Synopsis: The story of Cinderella, only this time live action! … again.
Would you be able to sit through it?: It’s pretty boring, however, there is an insanely ridiculous amount of heaving cleavage. All of the women’s costumes look stunning, but 90% of them push their wearer’s breasts into the ionosphere. Even the Fairy Godmother is busting loose. And for the ladies, there are more bulges on display here than an entire shelf of canned peaches with botulism.
Any scary/violent parts?: Not really. The king doesn’t try to murder the grand duke with a sword in this one.
Anything that will screw up your kid’s head?: The tight pantaloons.
Any lessons to be learned?: Do your chores.

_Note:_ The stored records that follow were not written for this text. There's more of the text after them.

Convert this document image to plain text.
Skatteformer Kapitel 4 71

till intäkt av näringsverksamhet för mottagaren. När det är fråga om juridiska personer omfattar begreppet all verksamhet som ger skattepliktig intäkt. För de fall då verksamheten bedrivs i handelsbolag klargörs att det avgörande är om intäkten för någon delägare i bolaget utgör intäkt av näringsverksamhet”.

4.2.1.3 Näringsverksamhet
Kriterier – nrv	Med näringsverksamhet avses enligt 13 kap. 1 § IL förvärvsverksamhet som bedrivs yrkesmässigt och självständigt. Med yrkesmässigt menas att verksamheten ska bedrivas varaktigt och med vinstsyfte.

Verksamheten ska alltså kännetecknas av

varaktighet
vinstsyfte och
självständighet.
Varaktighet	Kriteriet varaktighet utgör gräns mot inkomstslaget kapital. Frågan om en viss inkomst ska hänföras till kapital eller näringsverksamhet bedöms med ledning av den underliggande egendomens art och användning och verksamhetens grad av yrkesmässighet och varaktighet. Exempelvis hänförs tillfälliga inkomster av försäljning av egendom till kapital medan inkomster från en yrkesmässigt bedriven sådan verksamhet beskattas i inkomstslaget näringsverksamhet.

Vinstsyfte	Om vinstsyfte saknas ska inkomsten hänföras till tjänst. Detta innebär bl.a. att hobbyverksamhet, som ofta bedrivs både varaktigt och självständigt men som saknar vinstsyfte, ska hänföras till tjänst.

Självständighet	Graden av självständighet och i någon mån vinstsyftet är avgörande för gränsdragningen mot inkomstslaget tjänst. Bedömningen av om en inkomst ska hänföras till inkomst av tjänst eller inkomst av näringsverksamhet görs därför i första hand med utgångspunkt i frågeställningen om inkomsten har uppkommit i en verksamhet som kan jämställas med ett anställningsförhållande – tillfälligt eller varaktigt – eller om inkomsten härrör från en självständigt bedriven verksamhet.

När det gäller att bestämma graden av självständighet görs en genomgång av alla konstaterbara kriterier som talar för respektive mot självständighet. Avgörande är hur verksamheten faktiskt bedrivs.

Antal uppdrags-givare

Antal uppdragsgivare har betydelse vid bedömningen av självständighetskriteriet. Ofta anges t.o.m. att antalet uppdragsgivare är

Recommended age: 5. It’s Cinderella, but the live action is generally harder to swallow for the younger tykes than animation.
Rent it, buy it or avoid it?: Rent. This is as pretty a movie you’ll ever see, and seems to have been created just so it can win an Oscar for Best Costume Design. And that’s the bottom line: much like the titular character, it’s beautiful, but has no real substance. I was really hoping that Cinderella would be a stronger, better role model this time around, and she is a little bit less of a helpless fawn to an extent, but in the end she again just kind of resigns herself to her fate. Why doesn’t she just tell her stepmother to go piss up a rope and make her way to the castle, where the prince will undoubtedly recognize her? Instead, she just shuts down into a fugue state, and probably would have been locked in the attic for the rest of her days if the mice hadn’t opened a window so the prince could hear her singing that awful “Dilly Dilly” song.
Score: 5.5 breasts that come up to your chin (out of 10)
My Daughter’s Review: “Cinderella’s dress is beautiful! I liked the lizard guys.”